Note that the cost per-day is adjusted to reflect the longest build time. If you build INF and ART brigades together, the game will add up the total IC/day cost of each, then divide that by the build time of the longest in order to get the daily IC cost. Net result is that you pay the same IC/days whether you build them together or independently.
The real savings comes when you build BIG TICKET items, like factories, battleships, and aircraft. Rather than building several together, build one, then start the second one a few weeks or months later. When the first one finishes, the increased Practical bonus will move up the completion date of the second, saving a lot of IC/days, which you would have lost if they completed on the same day. I often start several units together, but rotate a few to the bottom of the production queue where they end up lagging behind due to insufficient IC to go around. On a huge investment like a battleship, I've seen the completion date of the second ship advance by as much as 3-4 months; with factories it's generally a week or two, with each additional factory producing a smaller shift in date.

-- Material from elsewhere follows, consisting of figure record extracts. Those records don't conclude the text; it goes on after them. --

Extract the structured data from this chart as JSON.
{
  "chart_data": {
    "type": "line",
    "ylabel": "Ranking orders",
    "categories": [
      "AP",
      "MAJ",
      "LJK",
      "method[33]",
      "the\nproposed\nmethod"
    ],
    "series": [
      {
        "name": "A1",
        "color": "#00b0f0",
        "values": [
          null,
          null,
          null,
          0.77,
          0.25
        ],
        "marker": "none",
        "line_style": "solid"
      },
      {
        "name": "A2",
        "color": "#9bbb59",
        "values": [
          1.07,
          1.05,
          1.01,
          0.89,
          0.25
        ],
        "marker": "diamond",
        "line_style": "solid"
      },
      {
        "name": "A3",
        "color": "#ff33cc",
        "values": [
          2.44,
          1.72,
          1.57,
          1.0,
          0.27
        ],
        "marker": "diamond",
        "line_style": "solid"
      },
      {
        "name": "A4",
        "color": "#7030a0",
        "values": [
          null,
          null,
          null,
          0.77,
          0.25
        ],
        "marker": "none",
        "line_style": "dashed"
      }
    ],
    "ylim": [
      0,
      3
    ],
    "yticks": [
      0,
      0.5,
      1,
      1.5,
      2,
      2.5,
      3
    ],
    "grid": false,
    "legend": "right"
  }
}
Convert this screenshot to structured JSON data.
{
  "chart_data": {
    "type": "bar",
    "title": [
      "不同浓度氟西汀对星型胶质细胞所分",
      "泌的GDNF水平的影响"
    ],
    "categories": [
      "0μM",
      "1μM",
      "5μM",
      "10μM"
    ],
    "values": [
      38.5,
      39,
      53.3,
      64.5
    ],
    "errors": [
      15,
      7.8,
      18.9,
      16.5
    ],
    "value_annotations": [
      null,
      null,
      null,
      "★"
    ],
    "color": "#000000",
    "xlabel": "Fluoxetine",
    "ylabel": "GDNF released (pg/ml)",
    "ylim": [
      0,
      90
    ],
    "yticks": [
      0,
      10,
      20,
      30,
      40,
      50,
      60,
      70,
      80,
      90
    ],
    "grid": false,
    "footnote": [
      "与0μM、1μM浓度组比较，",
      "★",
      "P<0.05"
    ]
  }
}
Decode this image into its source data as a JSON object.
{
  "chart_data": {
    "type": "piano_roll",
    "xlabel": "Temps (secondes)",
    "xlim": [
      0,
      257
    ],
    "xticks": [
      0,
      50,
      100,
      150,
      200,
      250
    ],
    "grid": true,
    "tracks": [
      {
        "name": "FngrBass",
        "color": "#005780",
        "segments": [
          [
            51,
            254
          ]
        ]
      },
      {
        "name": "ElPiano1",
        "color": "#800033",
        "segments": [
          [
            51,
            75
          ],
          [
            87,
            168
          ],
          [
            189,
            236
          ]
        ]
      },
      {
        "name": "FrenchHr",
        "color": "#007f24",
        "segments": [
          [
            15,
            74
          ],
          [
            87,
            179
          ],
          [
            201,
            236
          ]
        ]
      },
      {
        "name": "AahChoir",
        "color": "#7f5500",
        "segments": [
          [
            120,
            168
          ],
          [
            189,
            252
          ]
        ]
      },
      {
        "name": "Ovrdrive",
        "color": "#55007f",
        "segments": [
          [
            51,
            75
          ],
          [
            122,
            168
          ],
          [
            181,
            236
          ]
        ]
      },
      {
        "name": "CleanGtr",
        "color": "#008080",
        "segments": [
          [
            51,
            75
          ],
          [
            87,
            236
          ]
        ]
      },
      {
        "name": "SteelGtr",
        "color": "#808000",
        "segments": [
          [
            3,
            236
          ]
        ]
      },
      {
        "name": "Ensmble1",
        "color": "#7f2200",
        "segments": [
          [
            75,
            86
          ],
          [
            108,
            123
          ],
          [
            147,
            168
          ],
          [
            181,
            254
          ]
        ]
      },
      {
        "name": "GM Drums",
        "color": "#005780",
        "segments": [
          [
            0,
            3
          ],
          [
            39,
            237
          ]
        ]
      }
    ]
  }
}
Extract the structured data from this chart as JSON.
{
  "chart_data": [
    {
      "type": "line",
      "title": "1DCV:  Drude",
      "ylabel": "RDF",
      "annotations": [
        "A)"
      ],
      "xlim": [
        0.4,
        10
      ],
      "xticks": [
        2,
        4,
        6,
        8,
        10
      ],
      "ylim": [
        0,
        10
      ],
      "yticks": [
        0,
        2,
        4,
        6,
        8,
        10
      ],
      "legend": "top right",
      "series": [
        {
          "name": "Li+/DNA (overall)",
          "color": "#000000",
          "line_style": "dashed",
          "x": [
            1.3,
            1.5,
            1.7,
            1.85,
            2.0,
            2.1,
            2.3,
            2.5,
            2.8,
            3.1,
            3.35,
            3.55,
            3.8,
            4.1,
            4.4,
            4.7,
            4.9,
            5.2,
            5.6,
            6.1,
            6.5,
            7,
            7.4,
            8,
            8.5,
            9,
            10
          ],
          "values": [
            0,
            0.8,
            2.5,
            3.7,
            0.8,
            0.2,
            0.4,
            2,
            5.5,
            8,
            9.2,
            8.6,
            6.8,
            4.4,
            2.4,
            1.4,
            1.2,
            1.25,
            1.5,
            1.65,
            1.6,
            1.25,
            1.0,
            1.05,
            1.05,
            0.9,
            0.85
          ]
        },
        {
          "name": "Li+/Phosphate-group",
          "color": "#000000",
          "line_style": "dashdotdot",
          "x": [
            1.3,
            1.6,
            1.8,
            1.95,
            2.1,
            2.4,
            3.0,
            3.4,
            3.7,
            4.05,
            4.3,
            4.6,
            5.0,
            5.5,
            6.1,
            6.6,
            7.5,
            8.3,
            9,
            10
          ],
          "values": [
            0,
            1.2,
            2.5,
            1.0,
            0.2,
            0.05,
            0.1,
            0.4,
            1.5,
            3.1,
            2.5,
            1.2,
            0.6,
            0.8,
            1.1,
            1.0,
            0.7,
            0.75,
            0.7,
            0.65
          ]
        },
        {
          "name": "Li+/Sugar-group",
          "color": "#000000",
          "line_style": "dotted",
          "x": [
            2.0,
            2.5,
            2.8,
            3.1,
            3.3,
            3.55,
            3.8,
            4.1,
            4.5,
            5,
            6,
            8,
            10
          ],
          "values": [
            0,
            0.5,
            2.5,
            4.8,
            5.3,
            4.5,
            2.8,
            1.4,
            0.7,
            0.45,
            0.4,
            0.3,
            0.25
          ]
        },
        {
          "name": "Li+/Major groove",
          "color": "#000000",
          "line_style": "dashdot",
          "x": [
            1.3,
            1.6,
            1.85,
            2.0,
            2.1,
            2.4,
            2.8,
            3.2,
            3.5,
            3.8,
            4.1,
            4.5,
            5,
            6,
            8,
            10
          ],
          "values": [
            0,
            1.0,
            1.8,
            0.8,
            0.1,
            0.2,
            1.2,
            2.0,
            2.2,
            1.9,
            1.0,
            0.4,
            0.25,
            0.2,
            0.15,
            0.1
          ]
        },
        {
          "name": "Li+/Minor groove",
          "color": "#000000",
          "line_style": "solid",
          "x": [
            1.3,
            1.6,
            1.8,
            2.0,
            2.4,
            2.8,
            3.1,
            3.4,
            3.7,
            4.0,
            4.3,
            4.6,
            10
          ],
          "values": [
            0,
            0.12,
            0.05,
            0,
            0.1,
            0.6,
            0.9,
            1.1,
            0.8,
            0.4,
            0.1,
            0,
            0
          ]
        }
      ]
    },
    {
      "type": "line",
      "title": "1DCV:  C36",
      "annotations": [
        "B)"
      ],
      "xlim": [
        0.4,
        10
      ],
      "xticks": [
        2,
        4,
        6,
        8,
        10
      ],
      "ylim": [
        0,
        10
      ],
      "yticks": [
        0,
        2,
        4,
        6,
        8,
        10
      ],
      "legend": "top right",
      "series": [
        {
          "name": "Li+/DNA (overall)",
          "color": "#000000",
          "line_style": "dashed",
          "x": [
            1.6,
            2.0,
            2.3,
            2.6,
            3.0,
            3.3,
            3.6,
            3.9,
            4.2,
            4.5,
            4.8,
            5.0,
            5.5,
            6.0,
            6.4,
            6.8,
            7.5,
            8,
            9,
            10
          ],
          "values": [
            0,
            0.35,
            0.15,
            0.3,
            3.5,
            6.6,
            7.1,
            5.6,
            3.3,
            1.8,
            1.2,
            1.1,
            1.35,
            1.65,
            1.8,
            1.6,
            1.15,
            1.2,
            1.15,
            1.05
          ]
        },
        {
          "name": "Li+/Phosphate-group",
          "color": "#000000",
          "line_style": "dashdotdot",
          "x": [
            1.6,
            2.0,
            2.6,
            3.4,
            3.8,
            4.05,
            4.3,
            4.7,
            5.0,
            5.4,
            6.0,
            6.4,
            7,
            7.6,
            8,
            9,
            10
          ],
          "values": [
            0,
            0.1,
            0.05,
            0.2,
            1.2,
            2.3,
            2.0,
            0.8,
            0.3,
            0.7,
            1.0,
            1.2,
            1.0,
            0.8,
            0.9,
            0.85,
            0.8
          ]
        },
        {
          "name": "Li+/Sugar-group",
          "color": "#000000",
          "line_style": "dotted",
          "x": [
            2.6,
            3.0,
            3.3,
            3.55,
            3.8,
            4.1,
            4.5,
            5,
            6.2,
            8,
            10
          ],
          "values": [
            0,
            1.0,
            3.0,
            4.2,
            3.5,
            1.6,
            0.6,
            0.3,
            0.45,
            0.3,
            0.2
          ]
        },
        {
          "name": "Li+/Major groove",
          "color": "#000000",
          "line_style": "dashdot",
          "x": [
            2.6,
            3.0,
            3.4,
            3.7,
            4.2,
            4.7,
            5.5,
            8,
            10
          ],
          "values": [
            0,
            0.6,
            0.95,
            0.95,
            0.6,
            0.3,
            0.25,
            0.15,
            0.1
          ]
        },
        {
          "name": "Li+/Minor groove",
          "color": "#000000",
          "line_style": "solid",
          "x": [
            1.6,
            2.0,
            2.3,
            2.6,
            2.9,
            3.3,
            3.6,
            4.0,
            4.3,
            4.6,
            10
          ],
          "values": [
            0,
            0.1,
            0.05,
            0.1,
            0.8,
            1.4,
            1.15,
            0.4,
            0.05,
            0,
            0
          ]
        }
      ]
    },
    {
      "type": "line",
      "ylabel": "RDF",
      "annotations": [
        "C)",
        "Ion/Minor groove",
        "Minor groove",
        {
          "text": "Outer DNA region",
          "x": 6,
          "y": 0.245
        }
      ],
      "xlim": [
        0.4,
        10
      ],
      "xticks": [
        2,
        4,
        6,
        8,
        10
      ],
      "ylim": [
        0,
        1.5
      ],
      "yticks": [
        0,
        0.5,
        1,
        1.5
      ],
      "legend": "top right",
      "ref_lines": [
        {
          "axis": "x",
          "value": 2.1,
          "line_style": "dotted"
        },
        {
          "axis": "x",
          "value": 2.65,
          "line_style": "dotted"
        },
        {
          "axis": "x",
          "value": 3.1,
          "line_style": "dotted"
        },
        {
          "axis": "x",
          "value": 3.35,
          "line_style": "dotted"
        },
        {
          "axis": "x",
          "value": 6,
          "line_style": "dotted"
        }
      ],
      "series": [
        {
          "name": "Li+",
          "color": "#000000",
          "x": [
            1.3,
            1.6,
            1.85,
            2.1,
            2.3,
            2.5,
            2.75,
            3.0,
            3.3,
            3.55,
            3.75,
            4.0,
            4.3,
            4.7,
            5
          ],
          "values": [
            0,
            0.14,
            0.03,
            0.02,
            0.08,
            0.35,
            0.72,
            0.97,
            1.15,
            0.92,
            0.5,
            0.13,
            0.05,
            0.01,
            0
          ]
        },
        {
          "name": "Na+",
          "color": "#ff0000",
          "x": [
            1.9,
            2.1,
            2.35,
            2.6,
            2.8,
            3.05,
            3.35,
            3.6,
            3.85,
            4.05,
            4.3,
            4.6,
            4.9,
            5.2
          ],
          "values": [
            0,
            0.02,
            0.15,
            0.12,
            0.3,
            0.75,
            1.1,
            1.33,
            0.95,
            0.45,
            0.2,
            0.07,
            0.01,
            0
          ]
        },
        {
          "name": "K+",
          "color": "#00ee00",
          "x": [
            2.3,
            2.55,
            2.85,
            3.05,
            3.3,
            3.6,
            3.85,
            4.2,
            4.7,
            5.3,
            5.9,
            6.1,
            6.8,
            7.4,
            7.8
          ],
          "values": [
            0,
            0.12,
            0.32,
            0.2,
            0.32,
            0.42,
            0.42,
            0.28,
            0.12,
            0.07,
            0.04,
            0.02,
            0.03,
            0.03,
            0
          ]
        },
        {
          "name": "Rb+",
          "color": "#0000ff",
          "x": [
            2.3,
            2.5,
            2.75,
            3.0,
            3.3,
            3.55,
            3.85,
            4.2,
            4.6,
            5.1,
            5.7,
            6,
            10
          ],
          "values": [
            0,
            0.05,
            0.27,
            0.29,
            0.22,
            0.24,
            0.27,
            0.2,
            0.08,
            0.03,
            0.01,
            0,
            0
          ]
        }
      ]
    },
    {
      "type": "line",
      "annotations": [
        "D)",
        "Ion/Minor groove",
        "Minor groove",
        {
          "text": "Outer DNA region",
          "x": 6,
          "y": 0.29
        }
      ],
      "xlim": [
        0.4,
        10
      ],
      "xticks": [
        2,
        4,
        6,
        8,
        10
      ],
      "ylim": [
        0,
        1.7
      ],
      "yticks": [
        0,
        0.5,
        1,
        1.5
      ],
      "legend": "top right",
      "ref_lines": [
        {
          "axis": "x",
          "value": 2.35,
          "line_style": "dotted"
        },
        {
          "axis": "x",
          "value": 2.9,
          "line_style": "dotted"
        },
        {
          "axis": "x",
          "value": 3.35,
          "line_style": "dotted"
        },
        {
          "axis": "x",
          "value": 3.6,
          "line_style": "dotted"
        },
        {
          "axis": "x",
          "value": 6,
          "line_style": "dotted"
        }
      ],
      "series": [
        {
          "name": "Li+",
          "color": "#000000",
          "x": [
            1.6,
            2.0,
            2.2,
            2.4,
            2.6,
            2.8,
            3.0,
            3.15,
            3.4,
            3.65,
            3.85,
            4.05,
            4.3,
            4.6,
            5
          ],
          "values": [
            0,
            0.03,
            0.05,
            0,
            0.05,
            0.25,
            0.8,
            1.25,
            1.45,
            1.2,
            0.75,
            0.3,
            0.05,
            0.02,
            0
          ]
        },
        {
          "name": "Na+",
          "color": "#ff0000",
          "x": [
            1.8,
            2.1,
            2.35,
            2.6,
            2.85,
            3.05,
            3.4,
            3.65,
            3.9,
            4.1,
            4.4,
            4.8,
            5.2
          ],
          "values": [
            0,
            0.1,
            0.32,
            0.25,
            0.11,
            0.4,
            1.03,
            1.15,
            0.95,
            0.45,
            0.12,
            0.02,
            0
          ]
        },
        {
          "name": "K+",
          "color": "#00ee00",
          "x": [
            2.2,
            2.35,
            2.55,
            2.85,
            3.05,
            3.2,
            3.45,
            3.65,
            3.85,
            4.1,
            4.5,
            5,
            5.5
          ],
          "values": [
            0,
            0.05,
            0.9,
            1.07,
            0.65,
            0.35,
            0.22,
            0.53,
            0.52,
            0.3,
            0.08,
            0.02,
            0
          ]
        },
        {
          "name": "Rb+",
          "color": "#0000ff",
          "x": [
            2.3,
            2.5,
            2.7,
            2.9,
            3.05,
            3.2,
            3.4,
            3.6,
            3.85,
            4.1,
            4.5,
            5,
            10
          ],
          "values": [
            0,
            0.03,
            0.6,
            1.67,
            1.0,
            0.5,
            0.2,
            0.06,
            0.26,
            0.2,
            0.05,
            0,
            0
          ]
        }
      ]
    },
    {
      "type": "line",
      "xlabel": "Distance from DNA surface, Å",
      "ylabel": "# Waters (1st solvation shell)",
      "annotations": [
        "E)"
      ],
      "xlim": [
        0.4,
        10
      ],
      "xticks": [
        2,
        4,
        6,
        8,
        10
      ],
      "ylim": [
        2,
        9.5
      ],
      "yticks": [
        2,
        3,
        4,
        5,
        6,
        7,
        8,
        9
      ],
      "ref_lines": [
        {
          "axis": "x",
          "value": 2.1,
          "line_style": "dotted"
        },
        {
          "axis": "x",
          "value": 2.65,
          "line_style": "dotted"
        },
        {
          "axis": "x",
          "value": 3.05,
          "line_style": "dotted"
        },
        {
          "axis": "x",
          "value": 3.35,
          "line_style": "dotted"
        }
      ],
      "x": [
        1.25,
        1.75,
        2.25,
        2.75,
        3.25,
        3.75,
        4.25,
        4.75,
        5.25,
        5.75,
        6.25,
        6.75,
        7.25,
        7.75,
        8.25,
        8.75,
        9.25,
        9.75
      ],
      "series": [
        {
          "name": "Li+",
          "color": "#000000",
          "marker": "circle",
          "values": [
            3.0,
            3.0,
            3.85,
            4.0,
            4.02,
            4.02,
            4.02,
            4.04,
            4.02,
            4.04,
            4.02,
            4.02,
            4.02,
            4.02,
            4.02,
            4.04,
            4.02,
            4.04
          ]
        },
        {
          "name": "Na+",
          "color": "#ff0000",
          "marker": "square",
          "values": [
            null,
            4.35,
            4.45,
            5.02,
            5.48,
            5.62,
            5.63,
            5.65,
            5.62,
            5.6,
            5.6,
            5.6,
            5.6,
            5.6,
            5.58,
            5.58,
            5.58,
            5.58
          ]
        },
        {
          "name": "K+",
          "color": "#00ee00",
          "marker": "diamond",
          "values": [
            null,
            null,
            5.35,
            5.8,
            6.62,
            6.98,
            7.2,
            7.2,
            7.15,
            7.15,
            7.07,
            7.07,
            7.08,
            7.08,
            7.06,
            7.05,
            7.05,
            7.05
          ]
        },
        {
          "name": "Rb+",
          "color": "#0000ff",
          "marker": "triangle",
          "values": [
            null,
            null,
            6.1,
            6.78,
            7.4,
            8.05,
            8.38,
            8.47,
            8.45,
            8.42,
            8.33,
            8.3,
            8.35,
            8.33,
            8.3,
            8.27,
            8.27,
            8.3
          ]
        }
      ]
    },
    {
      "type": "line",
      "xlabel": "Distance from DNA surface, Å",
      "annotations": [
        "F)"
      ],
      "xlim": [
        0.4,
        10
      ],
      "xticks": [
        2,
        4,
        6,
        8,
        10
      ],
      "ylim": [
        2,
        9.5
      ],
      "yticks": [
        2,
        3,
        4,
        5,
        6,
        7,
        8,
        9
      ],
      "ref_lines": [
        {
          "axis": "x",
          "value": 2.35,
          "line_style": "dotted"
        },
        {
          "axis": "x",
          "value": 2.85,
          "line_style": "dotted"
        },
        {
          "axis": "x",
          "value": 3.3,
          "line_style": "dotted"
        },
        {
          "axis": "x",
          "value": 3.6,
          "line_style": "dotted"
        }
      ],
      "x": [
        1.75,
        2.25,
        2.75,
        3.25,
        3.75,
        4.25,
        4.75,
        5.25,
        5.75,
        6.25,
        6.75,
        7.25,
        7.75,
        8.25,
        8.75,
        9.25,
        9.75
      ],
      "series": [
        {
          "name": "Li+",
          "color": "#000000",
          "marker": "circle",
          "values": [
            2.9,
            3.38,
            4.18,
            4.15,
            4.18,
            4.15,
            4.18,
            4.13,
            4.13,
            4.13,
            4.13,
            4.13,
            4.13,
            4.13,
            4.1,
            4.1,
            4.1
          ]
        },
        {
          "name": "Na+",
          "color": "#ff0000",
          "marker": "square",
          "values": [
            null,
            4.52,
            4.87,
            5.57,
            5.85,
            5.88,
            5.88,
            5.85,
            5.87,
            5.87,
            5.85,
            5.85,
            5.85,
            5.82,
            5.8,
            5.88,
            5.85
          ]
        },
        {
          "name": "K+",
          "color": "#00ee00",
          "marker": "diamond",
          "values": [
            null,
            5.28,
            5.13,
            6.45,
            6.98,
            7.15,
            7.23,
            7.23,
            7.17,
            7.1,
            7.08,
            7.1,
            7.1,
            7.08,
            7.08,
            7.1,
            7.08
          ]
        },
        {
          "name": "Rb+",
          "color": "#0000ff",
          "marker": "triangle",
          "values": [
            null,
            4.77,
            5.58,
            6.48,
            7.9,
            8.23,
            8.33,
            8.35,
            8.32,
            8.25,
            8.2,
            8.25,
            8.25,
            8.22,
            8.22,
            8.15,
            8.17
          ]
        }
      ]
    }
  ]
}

I regularly drop additional brigades into existing units. In the mid-to-late stages of a couple of games, I made massive changes to the entire divisional structure to make more efficient use of manpower (I had WAY more IC than I needed, but not enough manpower to make optimal use of it), by switching from a 3xINF+ART to a 2xINF+2xART setup for 3 of the 5 divisions in each Corps. To implement this, I built "divisions" of 3xART, moved the entire Corps into the same province as the new brigade, and did a lot of Reorganizing. That left me with a modified Corps, plus 3 INF brigades toward creating fresh divisions (or attaching one or two of those to the HQ to form a 6th division). Multiply that by the number of Corps in the armed forces, and it's a hellish click-fest, but at least it can be implemented gradually. The end result is something like a 20% increase in the number of divisions on the map with only about a 5-10% increase in manpower.